For years most independent Internet service providers have chosen to buy wholesale broadband connectivity from large phone companies instead of cablecos, partly because telcos offer more services and make it easier for ISP customers to connect.
But ISPs are hoping a decision issued Tuesday by the Canadian Radio-television and Telecommunications Commission (CRTC) will make cable a more attractive alternative for themselves and businesses customers.
They also hope it will push cable companies to compete more aggressively for wholesale buyers.
“I’m quite certain as a result of today’s decision more ISPs will start to use cable,” said William Sandiford, chair of the Canadian Network Operators Consortium (CNOC), which represents 26 ISPs across the country.
The commission ruled that cable companies have to offer static, or fixed, IP addresses as a wholesale service to ISPs under third party Internet access agreements (called TPIA), despite the objections of cablecos.
Cable companies offer static IP addresses directly to their business customers, but refuse to offer them to ISPs for technical reasons. On the other hand, phone companies have been offering static IP addresses for years as a wholesale ADSL service.
In essence the commission ruled rejected the cable companies’ claims that they just can’t do it.
The ruling was hailed by Sandiford, who is also president of Oshawa, Ont.-based Telnet Communications.
“The decision is important to ensure cable services are viable for third party ISPs to provide,” he said in an interview.
“Without having static IP services, we’re missing one of the unique tools we need to provide good service to our customers, especially business customers. Lots of businesses want to run their own mail servers or other types of infrastructure for virtual private networks or branch-to-branch applications that require static IP addresses to work.”
Without the ability to offer static IP addresses, he said, customers turn to other solutions or carriers.
However, cable companies won’t have to offer the service for at least four months.

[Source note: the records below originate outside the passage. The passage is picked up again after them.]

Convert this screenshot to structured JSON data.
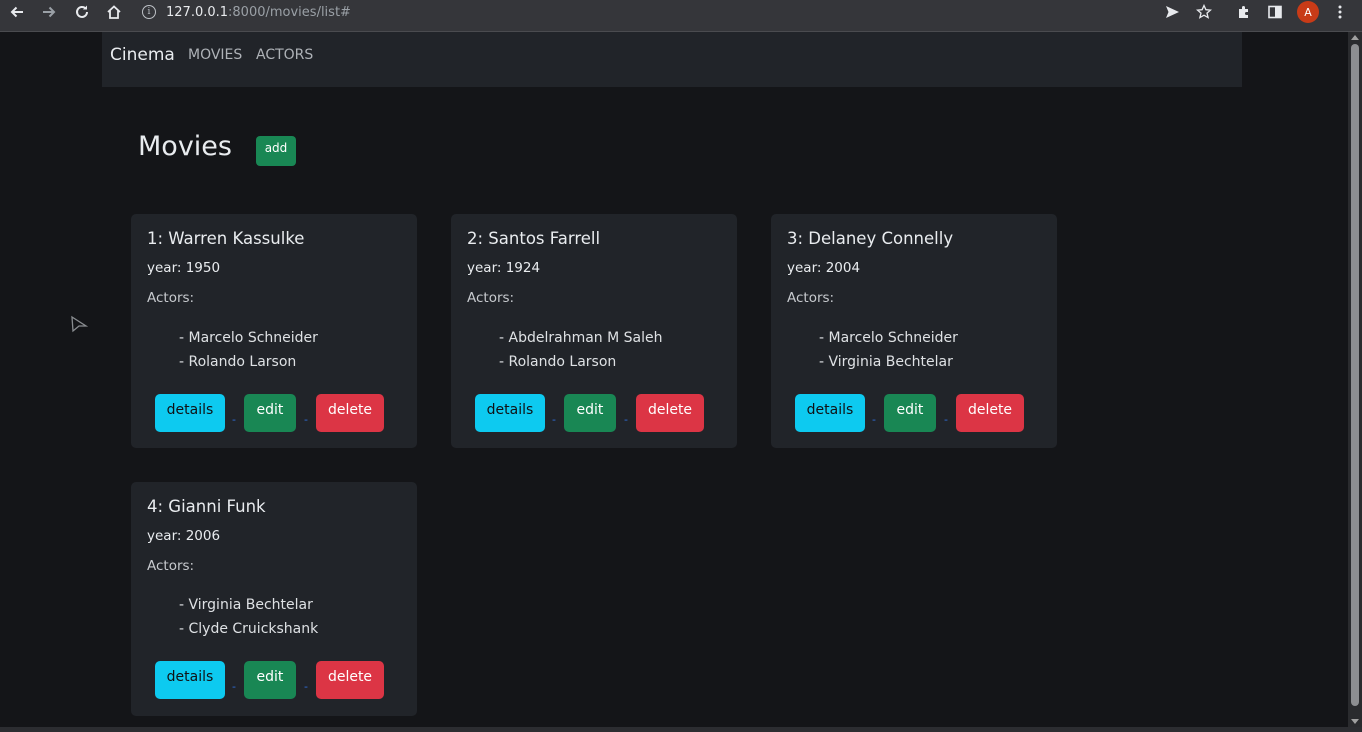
{
  "browser": {
    "url_host": "127.0.0.1",
    "url_path": ":8000/movies/list#",
    "avatar_initial": "A"
  },
  "navbar": {
    "brand": "Cinema",
    "links": [
      "MOVIES",
      "ACTORS"
    ]
  },
  "page": {
    "title": "Movies",
    "add_label": "add"
  },
  "buttons": {
    "details": "details",
    "edit": "edit",
    "delete": "delete",
    "separator": "-"
  },
  "movies": [
    {
      "title": "1: Warren Kassulke",
      "year": "year: 1950",
      "actors_label": "Actors:",
      "actors": [
        "- Marcelo Schneider",
        "- Rolando Larson"
      ]
    },
    {
      "title": "2: Santos Farrell",
      "year": "year: 1924",
      "actors_label": "Actors:",
      "actors": [
        "- Abdelrahman M Saleh",
        "- Rolando Larson"
      ]
    },
    {
      "title": "3: Delaney Connelly",
      "year": "year: 2004",
      "actors_label": "Actors:",
      "actors": [
        "- Marcelo Schneider",
        "- Virginia Bechtelar"
      ]
    },
    {
      "title": "4: Gianni Funk",
      "year": "year: 2006",
      "actors_label": "Actors:",
      "actors": [
        "- Virginia Bechtelar",
        "- Clyde Cruickshank"
      ]
    }
  ]
}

The CRTC has given interconnection steering committee – which is made up of carriers, ISPs and equipment manufacturers – 120 days to nail down an appropriate technical solution, which has to be approved by the commission.
The issue fell into the CRTC’s hands as part of a decision last year ordering all large carriers to give ISPs access to their fastest broadband networks. As part of that ruling the commission CRTC ordered four of the country’s biggest cable companies — Rogers Communications Inc., Shaw Communications Inc., Cogeco Cable Inc. and Videotron Ltd. — to show cause why they shouldn’t offer static IP addresses in their wholesale offerings to ISPs as the phone companies do. The commission’s policy is to have phone and cable companies offer equitable services.

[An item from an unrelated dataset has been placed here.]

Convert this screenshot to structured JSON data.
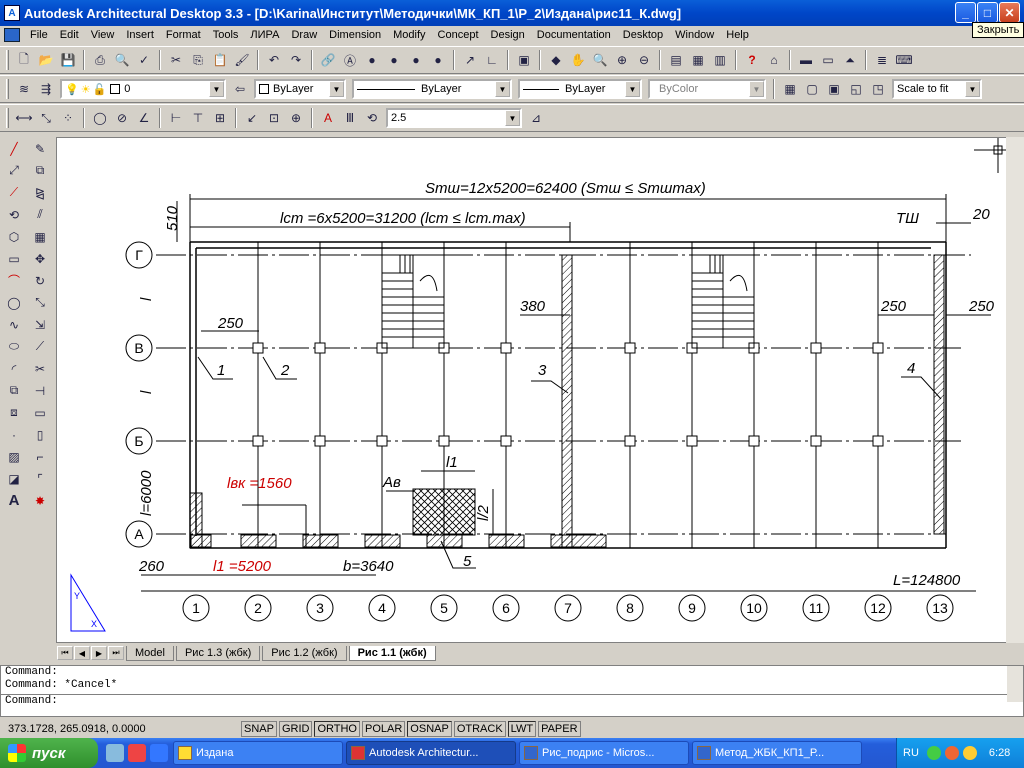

In written briefs over the winter, cablecos argued that it is unclear whether the managed router solutions they use to provide static IP addresses for business customers will work for their TPIA services. They added that this solution is subject to technical challenges and uncertainties, as it has never been used with third-party Internet service providers. They also fear they won’t likely recover their costs because of limited demand and significant implementation expenses.
However, the commission noted that cablecos use DHCP (dynamic host configuration protocol) for assigning dynamic IP addresses to their retail Internet and wholesale ISP customers. Vancouver-based telco Telus Corp. also uses DHCP for assigning static and dynamic IP addresses, it pointed out, so that is one option for cablecos.
Ken Engelhart, Rogers’ vice-president of legal affairs, had no comment on the decision. A Shaw official couldn’t be reached for reaction.